How a stager made a Markham house look like a home in just a few hours

How a stager made a Markham house look like a home in just a few hours

Address: Vine Cliff Boulevard, Markham
Listed for: $885,000
Sold for: $1,030,000

The property

A semi-detached, 2,100-square-foot home with three bedrooms and three bathrooms, located near Vine Cliff Park, just off the 404 in Markham. It’s a short drive from three elementary schools. After the property was staged, it sold in seven days.

The stager

After apprenticing under a designer for the better part of a year, Lori Pedersen started her own staging business in 2013. She operates out of Aurora in a two-storey 3,000-square-foot space, which includes her warehouse and design studio. Before pursuing home staging, she worked for 18 years in finance and operations. “I was able to switch gears into a career I wanted to do,” she says.

The strategy

Pedersen worked with the property’s real estate agent, Brian Tanner, who covered most of the staging costs. Work began around 9:30 a.m., and the space had to be photograph-ready by 3 p.m. Pedersen’s main goals were to improve flow and make the space look family friendly.

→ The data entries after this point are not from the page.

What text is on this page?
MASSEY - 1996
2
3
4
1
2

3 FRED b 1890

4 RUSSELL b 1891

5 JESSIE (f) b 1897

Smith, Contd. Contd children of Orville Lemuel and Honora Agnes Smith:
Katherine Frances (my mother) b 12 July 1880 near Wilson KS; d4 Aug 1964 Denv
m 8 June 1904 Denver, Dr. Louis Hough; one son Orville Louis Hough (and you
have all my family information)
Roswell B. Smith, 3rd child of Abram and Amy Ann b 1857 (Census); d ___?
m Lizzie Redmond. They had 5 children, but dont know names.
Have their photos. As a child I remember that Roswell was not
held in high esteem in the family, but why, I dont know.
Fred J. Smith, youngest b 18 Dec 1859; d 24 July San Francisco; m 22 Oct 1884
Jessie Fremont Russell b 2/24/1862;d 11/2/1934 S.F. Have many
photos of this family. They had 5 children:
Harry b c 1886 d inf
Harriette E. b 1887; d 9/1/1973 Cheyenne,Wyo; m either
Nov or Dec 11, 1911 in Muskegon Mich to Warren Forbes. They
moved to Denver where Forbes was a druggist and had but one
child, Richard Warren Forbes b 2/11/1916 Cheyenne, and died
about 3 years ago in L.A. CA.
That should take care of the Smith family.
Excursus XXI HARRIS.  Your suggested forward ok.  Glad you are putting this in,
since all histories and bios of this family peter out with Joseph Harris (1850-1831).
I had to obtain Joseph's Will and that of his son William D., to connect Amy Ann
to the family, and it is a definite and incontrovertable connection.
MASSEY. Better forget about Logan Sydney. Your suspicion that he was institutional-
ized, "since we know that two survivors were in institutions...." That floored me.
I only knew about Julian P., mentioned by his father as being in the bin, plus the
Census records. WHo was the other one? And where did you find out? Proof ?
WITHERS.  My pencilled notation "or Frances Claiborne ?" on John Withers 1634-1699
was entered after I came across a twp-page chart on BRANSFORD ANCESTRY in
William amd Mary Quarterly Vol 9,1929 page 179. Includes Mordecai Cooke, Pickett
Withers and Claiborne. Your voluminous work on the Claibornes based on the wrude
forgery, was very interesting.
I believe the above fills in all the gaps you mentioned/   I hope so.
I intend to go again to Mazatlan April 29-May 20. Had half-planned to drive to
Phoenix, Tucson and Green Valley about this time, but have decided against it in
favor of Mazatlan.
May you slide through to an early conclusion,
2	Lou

Pedersen wanted to make the living room appeal to a wide variety of buyers. “The raspberry feature around the fireplace was very taste-specific to the homeowners,” she says. Her team repainted the room. Pedersen rented the couch, glass table and chair through Executive Furniture Rentals. She sourced the snake plant, the lamps and the cushions from her own design studio. A new furniture arrangement helped make the space feel more inviting. “I didn’t want the buyers to walk into the back of the sofa or feel blocked, like they couldn’t enter the space,” she says. The new setup allowed buyers to see the backyard, and created more of a conversation area.

In the master bedroom, Pedersen neutralized the icy blue walls, then added a king-sized bed and end tables to widen the room and create more symmetry. “The people sleeping in the master bedroom are the people writing the cheque,” Pedersen says. “They have to feel like it’s a respite for them.” She added artwork to match the mauve curtains.

Because this is a family neighbourhood, Pedersen knew she had to bring this bedroom, which was being used as a storage and exercise room, back to life. “We want to create an emotional connection,” she says. “It really tugs at people’s heart strings if Johnny jumps on the bed and says, ‘Mommy can this be my room!?’” The walls were already blue, so she and her team designed a young boy’s room. Pedersen found the bedding set at Hudson’s Bay.